Surgical Authorization Specialist (Clifton)
The Authorization Specialist at Progressive Spine & Orthopaedics is responsible for securing and managing surgical authorizations, with a focus on complex cases involving Motor Vehicle Accidents (MVA), Workers’ Compensation (WC), and Personal Injury Protection (PIP). This role requires strong knowledge of out-of-network processes, legal documentation requirements, and payer-specific regulations. The Authorization Specialist works independently to navigate communications between insurance carriers, attorneys, adjusters, and healthcare providers to ensure timely approvals and accurate records, helping to prevent surgical delays. DUTIES AND RESPONSIBILITIES:
Obtain surgical authorizations for cases involving out-of-network carriers, WC, MVA and PIP, ensuring compliance with state regulations and carrier requirements.
Review and compile necessary clinical and legal documentation, including letters of medical necessity, operative notes, accident reports, and attorney requests.
Communicate regularly with attorneys, adjusters, and case managers to secure required approvals and resolve documentation gaps.
Track and follow up on pending authorizations to avoid delays in surgery scheduling.
Navigate unique or complex payer situations, such as multiple insurance carriers or disputed claims.
Submit appeals for denied authorizations, preparing thorough documentation and
coordinating with physician for peer-to-peer reviews when needed.
Maintain detailed, accurate records in the EMR for every authorization case, including all correspondence, phone calls, and submitted materials.
Stay informed on state-specific WC and PIP authorization rules and changes in insurance carrier processes.
Coordinate with Surgical Coordinators to ensure authorization status is clearly
communicated and any delays are addressed proactively.
Prioritize workload to meet strict surgery timelines while handling a high volume of cases.

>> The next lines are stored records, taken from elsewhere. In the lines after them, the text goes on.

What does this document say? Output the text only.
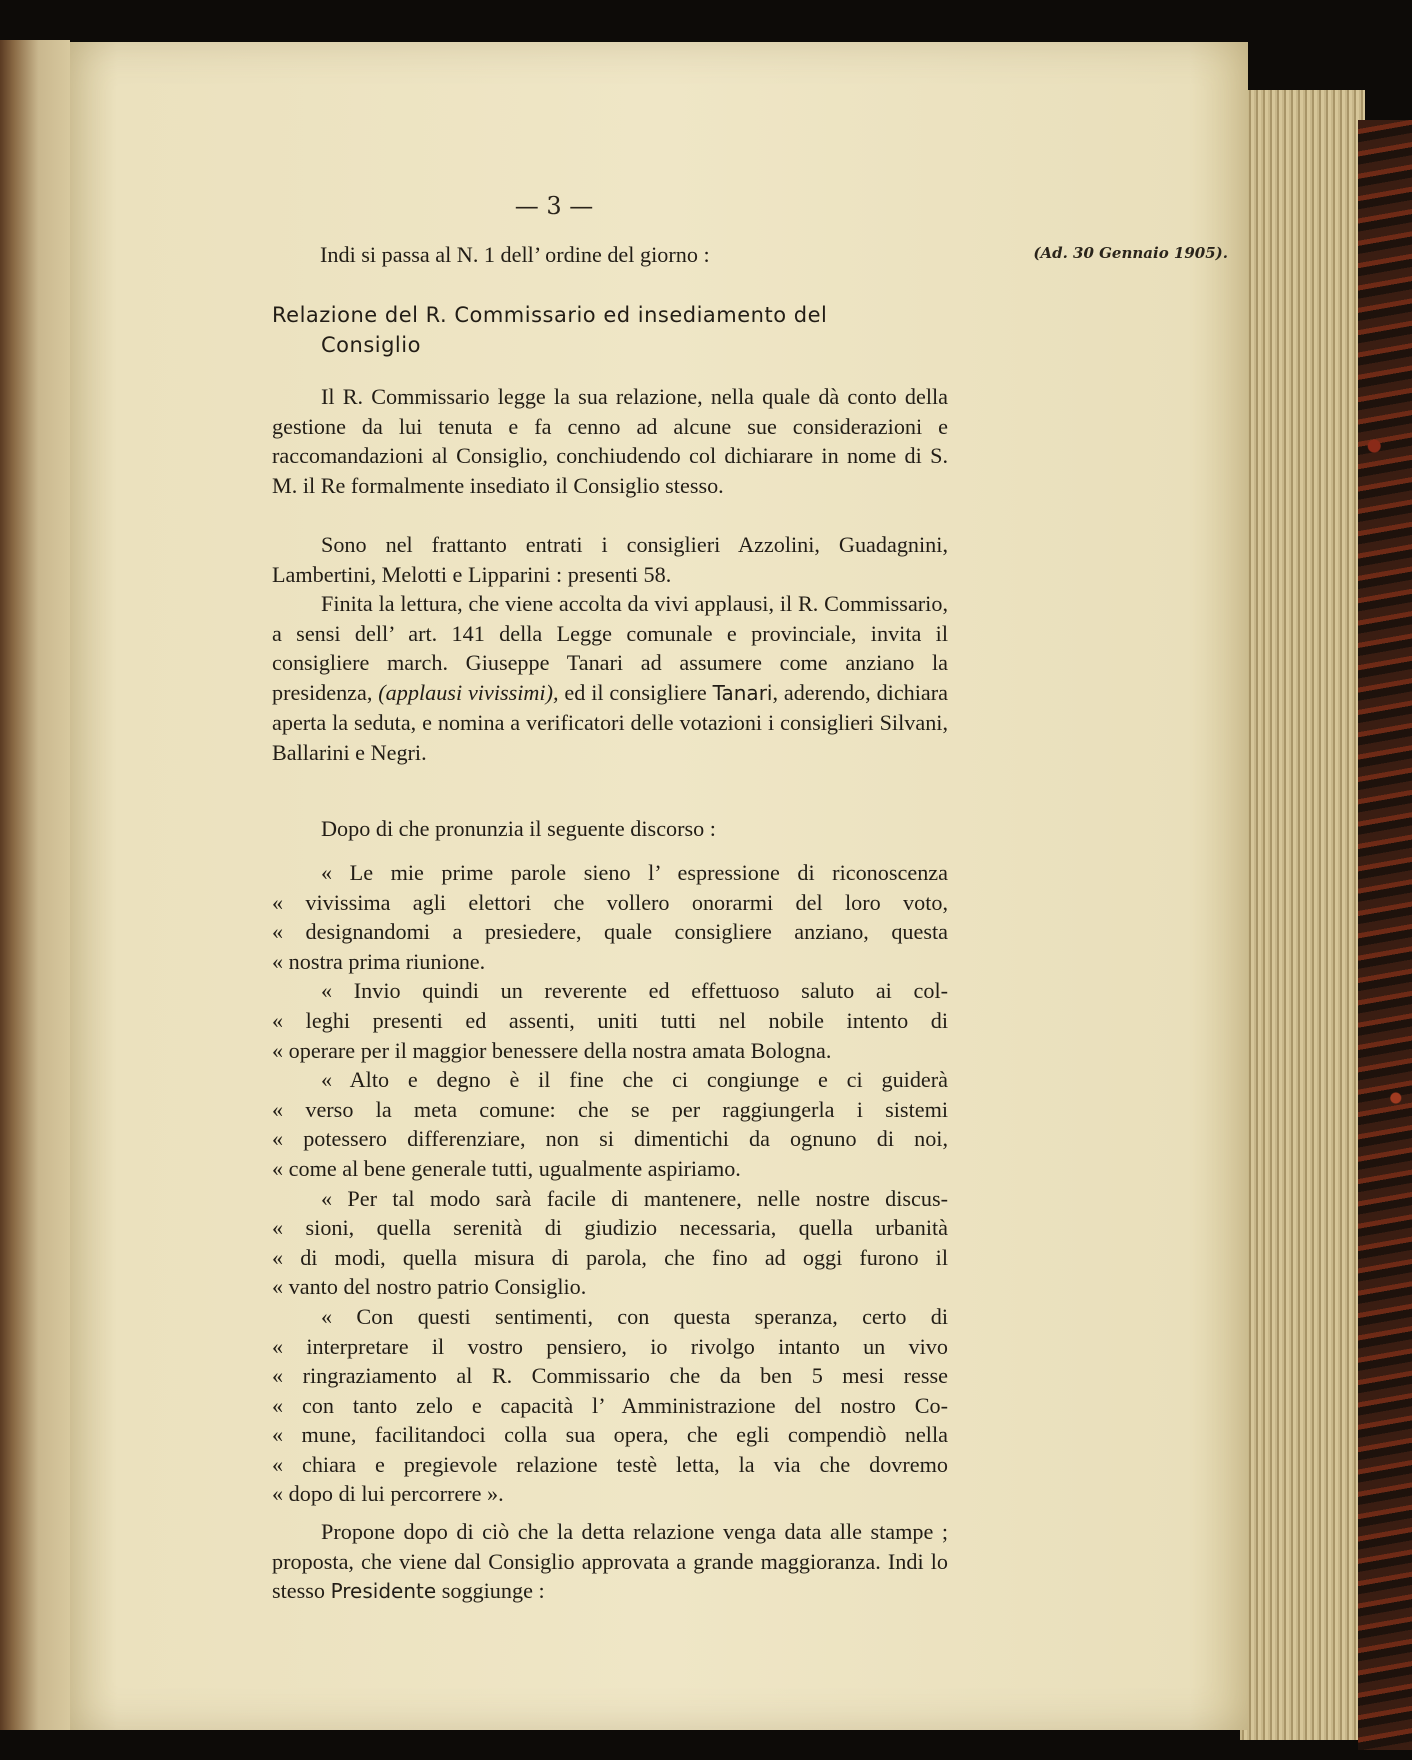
— 3 —
(Ad. 30 Gennaio 1905).
Indi si passa al N. 1 dell’ ordine del giorno :
Relazione del R. Commissario ed insediamento del
Consiglio
Il R. Commissario legge la sua relazione, nella quale dà conto della gestione da lui tenuta e fa cenno ad alcune sue considerazioni e raccomandazioni al Consiglio, conchiudendo col dichiarare in nome di S. M. il Re formalmente insediato il Consiglio stesso.
Sono nel frattanto entrati i consiglieri Azzolini, Guadagnini, Lambertini, Melotti e Lipparini : presenti 58.
Finita la lettura, che viene accolta da vivi applausi, il R. Commissario, a sensi dell’ art. 141 della Legge comunale e provinciale, invita il consigliere march. Giuseppe Tanari ad assumere come anziano la presidenza, (applausi vivissimi), ed il consigliere Tanari, aderendo, dichiara aperta la seduta, e nomina a verificatori delle votazioni i consiglieri Silvani, Ballarini e Negri.
Dopo di che pronunzia il seguente discorso :

« Le mie prime parole sieno l’ espressione di riconoscenza

« vivissima agli elettori che vollero onorarmi del loro voto,

« designandomi a presiedere, quale consigliere anziano, questa

« nostra prima riunione.

« Invio quindi un reverente ed effettuoso saluto ai col-

« leghi presenti ed assenti, uniti tutti nel nobile intento di

« operare per il maggior benessere della nostra amata Bologna.

« Alto e degno è il fine che ci congiunge e ci guiderà

« verso la meta comune: che se per raggiungerla i sistemi

« potessero differenziare, non si dimentichi da ognuno di noi,

« come al bene generale tutti, ugualmente aspiriamo.

« Per tal modo sarà facile di mantenere, nelle nostre discus-

« sioni, quella serenità di giudizio necessaria, quella urbanità

« di modi, quella misura di parola, che fino ad oggi furono il

« vanto del nostro patrio Consiglio.

« Con questi sentimenti, con questa speranza, certo di

« interpretare il vostro pensiero, io rivolgo intanto un vivo

« ringraziamento al R. Commissario che da ben 5 mesi resse

« con tanto zelo e capacità l’ Amministrazione del nostro Co-

« mune, facilitandoci colla sua opera, che egli compendiò nella

« chiara e pregievole relazione testè letta, la via che dovremo

« dopo di lui percorrere ».

Propone dopo di ciò che la detta relazione venga data alle stampe ; proposta, che viene dal Consiglio approvata a grande maggioranza. Indi lo stesso Presidente soggiunge :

Performs other related duties as assigned by management. QUALIFICATIONS:
High school diploma or equivalent; additional education or certification in healthcare
administration or related field preferred.

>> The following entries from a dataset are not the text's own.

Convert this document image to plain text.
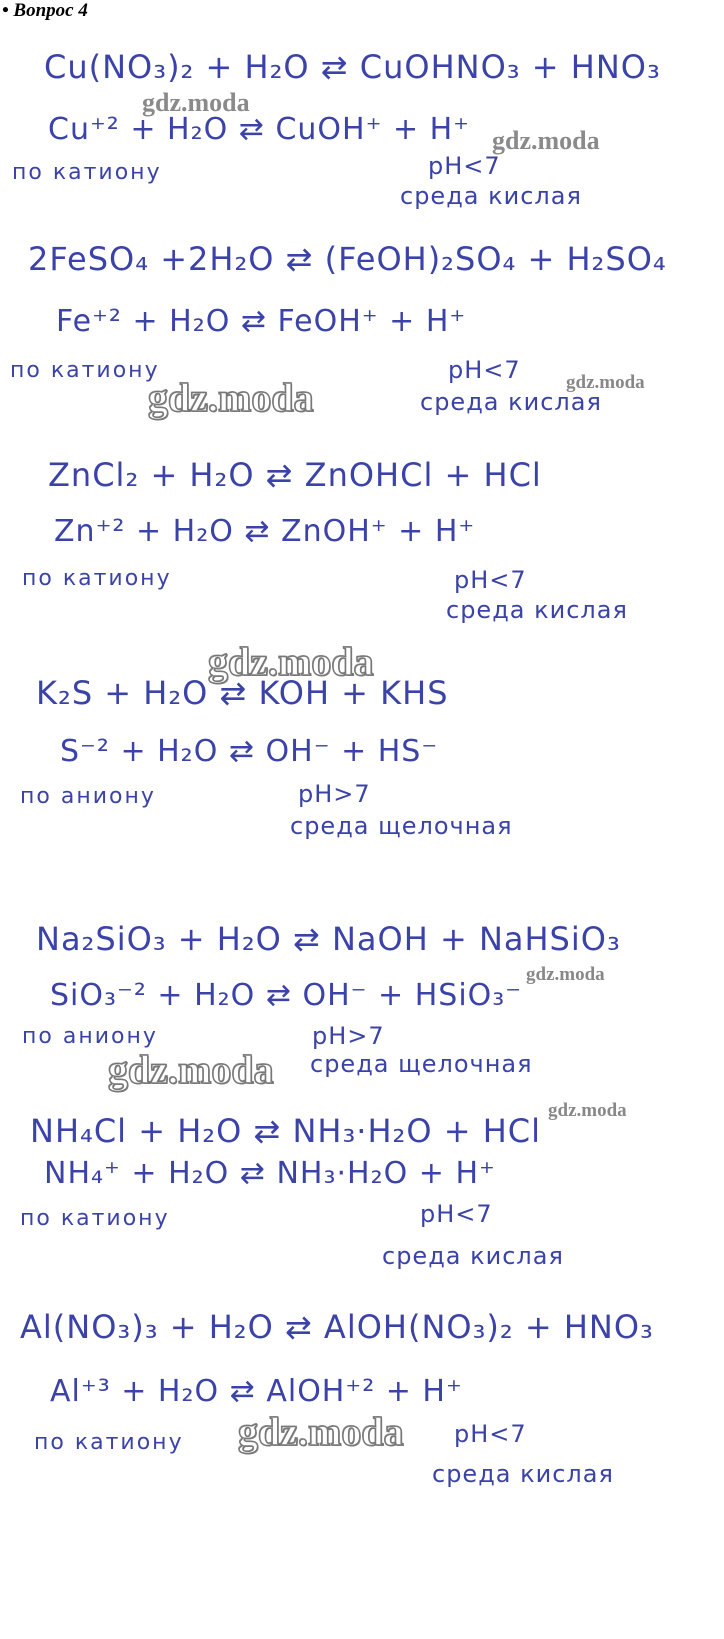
• Вопрос 4
Cu(NO₃)₂ + H₂O ⇄ CuOHNO₃ + HNO₃
Cu⁺² + H₂O ⇄ CuOH⁺ + H⁺
по катиону	pH<7
среда кислая
2FeSO₄ +2H₂O ⇄ (FeOH)₂SO₄ + H₂SO₄
Fe⁺² + H₂O ⇄ FeOH⁺ + H⁺
по катиону	pH<7
среда кислая
ZnCl₂ + H₂O ⇄ ZnOHCl + HCl
Zn⁺² + H₂O ⇄ ZnOH⁺ + H⁺
по катиону	pH<7
среда кислая
K₂S + H₂O ⇄ KOH + KHS
S⁻² + H₂O ⇄ OH⁻ + HS⁻
по аниону	pH>7
среда щелочная
Na₂SiO₃ + H₂O ⇄ NaOH + NaHSiO₃
SiO₃⁻² + H₂O ⇄ OH⁻ + HSiO₃⁻
по аниону	pH>7
среда щелочная
NH₄Cl + H₂O ⇄ NH₃·H₂O + HCl
NH₄⁺ + H₂O ⇄ NH₃·H₂O + H⁺
по катиону	pH<7
среда кислая
Al(NO₃)₃ + H₂O ⇄ AlOH(NO₃)₂ + HNO₃
Al⁺³ + H₂O ⇄ AlOH⁺² + H⁺
по катиону	pH<7
среда кислая
gdz.moda
gdz.moda
gdz.moda	gdz.moda
gdz.moda
gdz.moda
gdz.moda
gdz.moda
gdz.moda
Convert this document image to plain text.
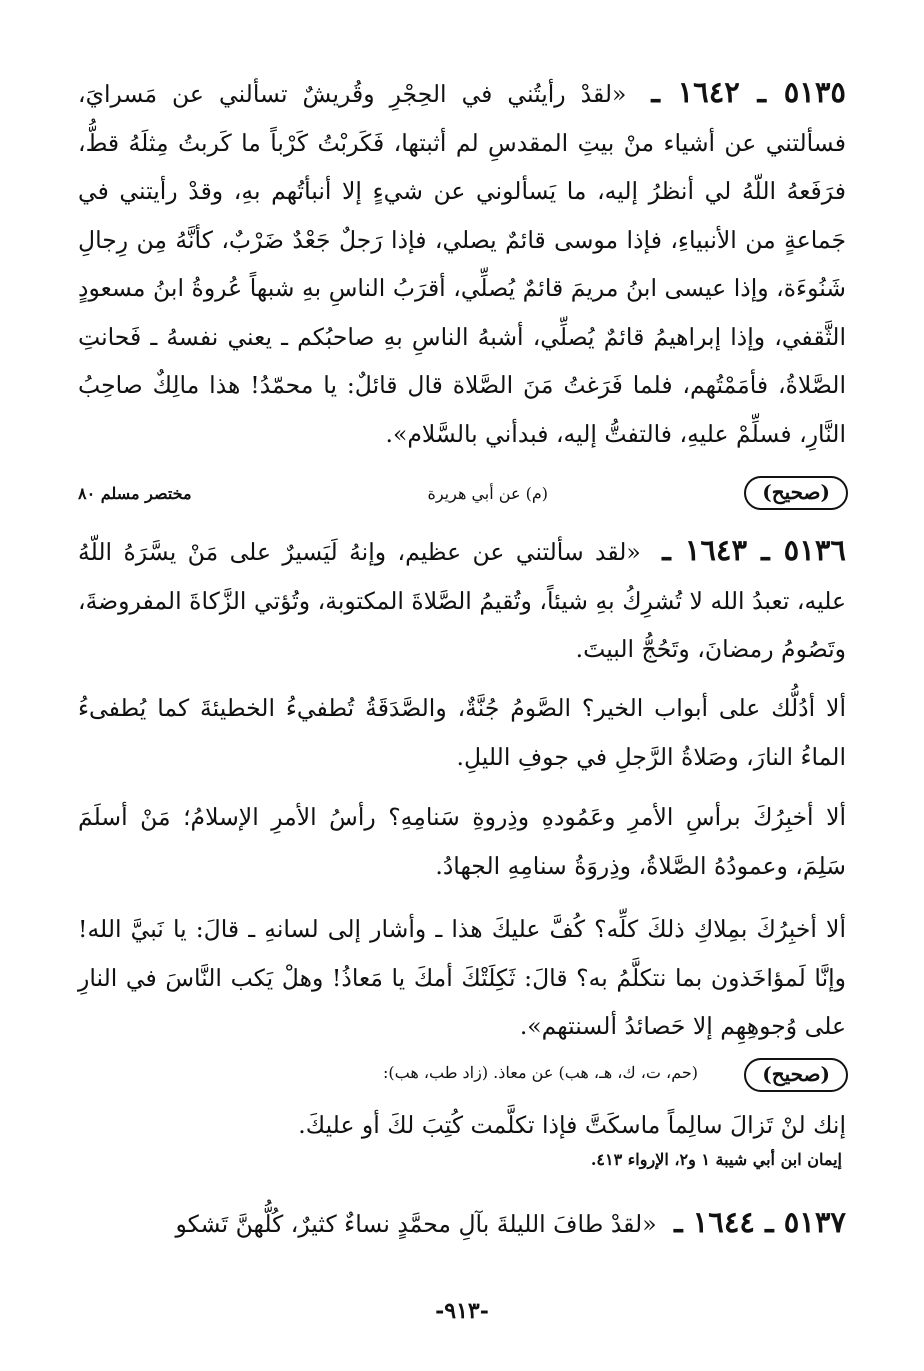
٥١٣٥ ـ ١٦٤٢ ـ «لقدْ رأيتُني في الحِجْرِ وقُريشٌ تسألني عن مَسرايَ، فسألتني عن أشياء منْ بيتِ المقدسِ لم أثبتها، فَكَربْتُ كَرْباً ما كَربتُ مِثلَهُ قطُّ، فرَفَعهُ اللّهُ لي أنظرُ إليه، ما يَسألوني عن شيءٍ إلا أنبأتُهم بهِ، وقدْ رأيتني في جَماعةٍ من الأنبياءِ، فإذا موسى قائمٌ يصلي، فإذا رَجلٌ جَعْدٌ ضَرْبٌ، كأنَّهُ مِن رِجالِ شَنُوءَة، وإذا عيسى ابنُ مريمَ قائمٌ يُصلِّي، أقرَبُ الناسِ بهِ شبهاً عُروةُ ابنُ مسعودٍ الثَّقفي، وإذا إبراهيمُ قائمٌ يُصلِّي، أشبهُ الناسِ بهِ صاحبُكم ـ يعني نفسهُ ـ فَحانتِ الصَّلاةُ، فأمَمْتُهم، فلما فَرَغتُ مَنَ الصَّلاة قال قائلٌ: يا محمّدُ! هذا مالِكٌ صاحِبُ النَّارِ، فسلِّمْ عليهِ، فالتفتُّ إليه، فبدأني بالسَّلام».
(صحيح)
(م) عن أبي هريرة
مختصر مسلم ٨٠
٥١٣٦ ـ ١٦٤٣ ـ «لقد سألتني عن عظيم، وإنهُ لَيَسيرٌ على مَنْ يسَّرَهُ اللّهُ عليه، تعبدُ الله لا تُشرِكُ بهِ شيئاً، وتُقيمُ الصَّلاةَ المكتوبة، وتُؤتي الزَّكاةَ المفروضةَ، وتَصُومُ رمضانَ، وتَحُجُّ البيتَ.
ألا أدُلُّك على أبواب الخير؟ الصَّومُ جُنَّةٌ، والصَّدَقَةُ تُطفيءُ الخطيئةَ كما يُطفىءُ الماءُ النارَ، وصَلاةُ الرَّجلِ في جوفِ الليلِ.
ألا أخبِرُكَ برأسِ الأمرِ وعَمُودهِ وذِروةِ سَنامِهِ؟ رأسُ الأمرِ الإسلامُ؛ مَنْ أسلَمَ سَلِمَ، وعمودُهُ الصَّلاةُ، وذِروَةُ سنامِهِ الجهادُ.
ألا أخبِرُكَ بمِلاكِ ذلكَ كلِّه؟ كُفَّ عليكَ هذا ـ وأشار إلى لسانهِ ـ قالَ: يا نَبيَّ الله! وإنَّا لَمؤاخَذون بما نتكلَّمُ به؟ قالَ: ثَكِلَتْكَ أمكَ يا مَعاذُ! وهلْ يَكب النَّاسَ في النارِ على وُجوهِهِم إلا حَصائدُ ألسنتهم».
(صحيح)
(حم، ت، ك، هـ، هب) عن معاذ. (زاد طب، هب):
إنك لنْ تَزالَ سالِماً ماسكَتَّ فإذا تكلَّمت كُتِبَ لكَ أو عليكَ.
إيمان ابن أبي شيبة ١ و٢، الإرواء ٤١٣.
٥١٣٧ ـ ١٦٤٤ ـ «لقدْ طافَ الليلةَ بآلِ محمَّدٍ نساءٌ كثيرٌ، كُلُّهنَّ تَشكو
-٩١٣-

Minimum of 2 years’ experience in medical or surgical authorization, with direct experience in WC, MVA, and PIP cases preferred.
Strong understanding of out-of-network authorization processes, state WC regulations, and PIP laws.
Experience communicating with attorneys, adjusters, and case managers.
Knowledge of medical terminology and surgical procedures, preferably orthopaedic.
Proficiency with EMR systems, insurance portals, and Microsoft Office applications.
Excellent attention to detail, organizational skills, and ability to manage multiple priorities in a fast-paced environment.
Strong verbal and written communication skills. Professional demeanor and commitment to patient-centered service.
Bilingual skills a plus. GENERAL EXPECTATIONS:
Maintain confidentiality of patient and practice information in compliance with HIPAA.
Work collaboratively with physicians, staff, and external parties to achieve timely
authorizations.
Demonstrate professionalism, reliability, and respect in all communications.
Complete work accurately and within established timelines, even under high caseload
pressure. COMPENSATION:
Pay based on experience and qualifications. In accordance with the New Jersey Pay Transparency Act, this position falls within Pay Grade 7 of the 2025 OPM Salary Table for the NY, NJ, CT, and PA region. PHYSICAL DEMANDS AND WORK ENVIRONMENT:
Typical office environment with sitting, standing, and extensive computer use. Manual dexterity required for handling documentation and keyboarding.